His 23-year-old son, Ramgen, the eldest of his nine children by Genelyn Magsaysay, a woman several decades younger than him, has been brutally murdered. The prime suspect is another son, RJ, 18, who is now in police custody. A daughter, Ramona, 22, under investigation as a possible accomplice to the crime, has fled to Turkey to escape the charges that are about to be filed against her. The most prominent among his children by his first wife, action star and incumbent Sen. Ramon “Bong” Revilla, has been drawn into this gruesome family affair by the unflattering and resentful remarks made by Genelyn. His promising political career is in danger of being tainted by the controversy.

So fragile is the image of our nation’s public figures that it doesn’t take more than one nasty incident to lift the cover that permits them to conduct their colorful and complex lives in relative privacy. Suddenly, everyone is asking what kind of family life is possible under these conditions, and what kind of values the children acquire while growing up.

One is shocked to read that each one of Don Ramon’s kids by Genelyn receives an allowance of not less than P30,000 a month.  While they have no income of their own, they live in a big mansion in a middle-class subdivision, and have multiple cars and drivers. The mother, Genelyn, who is not much older than her children, gets her own monthly allowance and relies exclusively on the old patriarch she calls “Don Ramon” to foot the household bill.  Herself reportedly the love-child of a former senator, she could well be the governess of an exclusive boarding house for privileged kids. But these are not anybody’s kids. Don Ramon’s children are her children, and she thinks of herself as the matriarch of the mansion he had built for them.

Despite the affluence, or maybe because of it, this heinous crime appears to be rooted in a dispute over money. It is enough to make one think that having so much money may be just as bad for a family as having so little of it.

I am suddenly reminded of the dire circumstances of the young rural couple I have previously written about. Rosalie and Dodoy were dirt-poor, but so long as there was trust and mutual respect between them, the family could draw strength from the shared struggle for survival. But when Dodoy, the husband, reached a point of despair and sought relief in the company of another woman, the wall of trust that kept the family together promptly collapsed, and nothing could bring it back together again. Poverty appears to be the proximate cause, but in reality, it is neither a necessary nor a sufficient condition for the family breakup. In contrast, Don Ramon’s family troubles tell us that one can pour all the money in the world into a family’s needs, and still fail to realize that it takes more than money to make a family functional.

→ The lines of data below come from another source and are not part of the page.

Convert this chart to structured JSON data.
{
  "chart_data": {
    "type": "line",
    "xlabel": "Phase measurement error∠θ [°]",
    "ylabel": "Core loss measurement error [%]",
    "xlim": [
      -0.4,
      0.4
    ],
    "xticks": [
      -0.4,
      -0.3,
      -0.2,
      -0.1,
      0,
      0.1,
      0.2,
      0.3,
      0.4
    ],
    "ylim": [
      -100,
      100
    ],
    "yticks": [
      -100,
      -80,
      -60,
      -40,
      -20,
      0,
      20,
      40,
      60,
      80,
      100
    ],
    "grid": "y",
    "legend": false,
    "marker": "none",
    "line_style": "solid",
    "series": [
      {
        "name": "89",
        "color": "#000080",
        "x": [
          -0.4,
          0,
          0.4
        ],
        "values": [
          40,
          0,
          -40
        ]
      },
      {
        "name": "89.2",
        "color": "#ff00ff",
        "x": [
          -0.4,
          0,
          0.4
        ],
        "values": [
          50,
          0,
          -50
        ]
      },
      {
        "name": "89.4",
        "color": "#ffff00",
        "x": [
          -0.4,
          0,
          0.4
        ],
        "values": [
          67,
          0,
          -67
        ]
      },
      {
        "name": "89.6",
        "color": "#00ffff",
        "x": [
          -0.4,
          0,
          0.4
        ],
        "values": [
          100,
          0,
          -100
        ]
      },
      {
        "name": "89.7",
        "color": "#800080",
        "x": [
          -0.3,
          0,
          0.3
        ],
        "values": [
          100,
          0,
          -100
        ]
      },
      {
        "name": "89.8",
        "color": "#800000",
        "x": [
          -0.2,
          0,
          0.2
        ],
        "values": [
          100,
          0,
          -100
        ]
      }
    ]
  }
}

One can assume that Don Ramon, like the macho men of traditional society, treated his children and the woman who gave birth to them in much the same way he regarded his house: as property. He loved them as someone who loved what belonged to him. This type of order works for as long as the patriarch is able to enforce his will over his dominion. But, an aging and sickly Don Ramon would hardly be able to assert his rule over young people who are just beginning to experience the liberties of adulthood.

More than this, something is happening to the Filipino family on its way to modernity. Instead of maturing into an institution that is rich in personal ties, it is weighed down by the preoccupation with material things and by notions of property. This kind of milieu offers little space for the growth of personal commitment among its members.

We don’t know what kind of relationship Genelyn had with Don Ramon. Despite the nine children produced by the relationship (Don Ramon apparently did not marry her after the death of his legal wife), we cannot presume that the kind of intimacy and mutual respect that modern spouses expect of one another ever existed between them. When Genelyn spoke recently to the media about how she tried to be both mother and father to her nine children, she could barely conceal her disdain for an absentee father who, for all his generosity, could not supply the steady guidance and parental love that she felt her growing children needed. Though she seems like a willful person in her own right, it is doubtful that she wielded the same authority over her children as Don Ramon.

This is not so different from the situation that many families of overseas Filipino workers confront today. The children grow up very fast without much parental guidance, except that which is managed through e-mail and text messages. The parents compensate for their absence by sending home, on top of the remittances, a steady flow of balikbayan boxes filled with all the aspirational markers of the good life: clothes, shoes, bags, electronic gadgets and appliances, etc. A semblance of family ties is maintained in this manner, but, without anyone being conscious of it, the family sheds off one of its most basic functions: the formation of children into responsible human beings.